Concerns about cars are nothing new. In a landmark experiment in 2015, two hackers attacked a Jeep Cherokee. “They turned off the engine on the Autobahn – the brakes didn’t respond. It’s not a comfortable situation,” said David Barzilai, CEO of a six-year-old Israeli company called Karamba Security, which helps automakers make their IoT devices more secure.
Barzilai says there have been dozens of attacks over the past 12 months, by both serious criminal gangs and teenagers. “When we started six years ago, the attacks came from states, mainly China,” he says. “Within the last 12 months there has been a democratization” of auto attacks, he said, citing the January 2022 case of the teenager who figured out how to access the control systems of a few dozen Teslas at once last January — already done .
Connected cars typically have SIM cards that hackers can target over cellular networks, he said. “All cars of the same vehicle model use the same software,” he said. “Once hackers find a vulnerability and find a way to exploit it remotely, they can repeat the attack on other vehicles.”

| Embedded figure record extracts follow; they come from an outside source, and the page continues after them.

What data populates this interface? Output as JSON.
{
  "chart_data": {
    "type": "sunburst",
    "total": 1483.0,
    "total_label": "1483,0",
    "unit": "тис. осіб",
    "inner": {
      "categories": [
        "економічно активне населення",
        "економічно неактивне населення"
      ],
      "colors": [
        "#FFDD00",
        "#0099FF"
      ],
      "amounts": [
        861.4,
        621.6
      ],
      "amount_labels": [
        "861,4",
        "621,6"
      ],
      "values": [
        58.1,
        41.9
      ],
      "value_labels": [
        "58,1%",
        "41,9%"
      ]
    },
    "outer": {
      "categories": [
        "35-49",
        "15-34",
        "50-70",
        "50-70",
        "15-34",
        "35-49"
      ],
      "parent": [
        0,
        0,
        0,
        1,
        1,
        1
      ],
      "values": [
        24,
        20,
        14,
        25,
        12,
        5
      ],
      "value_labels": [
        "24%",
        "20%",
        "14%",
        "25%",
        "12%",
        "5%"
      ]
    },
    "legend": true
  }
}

Cybersecurity grew as an industry primarily as an afterthought to fix software and hardware that had been around for long as criminals and foreign governments discovered vulnerabilities in the systems they could exploit. A study by IBM System Science’s Institute found that it costs six times more to patch a cybersecurity vulnerability while software is being implemented than when it is in development. The IoT is still relatively new as an industry, giving security-conscious developers a chance to stay ahead of the cat-and-mouse game, says Trzeciak, and there’s a growing movement of researchers and developers working on it, including software engineering Carnegie Mellon Institute’s DevSecOps initiative, which aims to add security earlier in software development phases. This process-based innovation could make all types of software, including that in cars and medical devices, more secure – and therefore the devices more secure.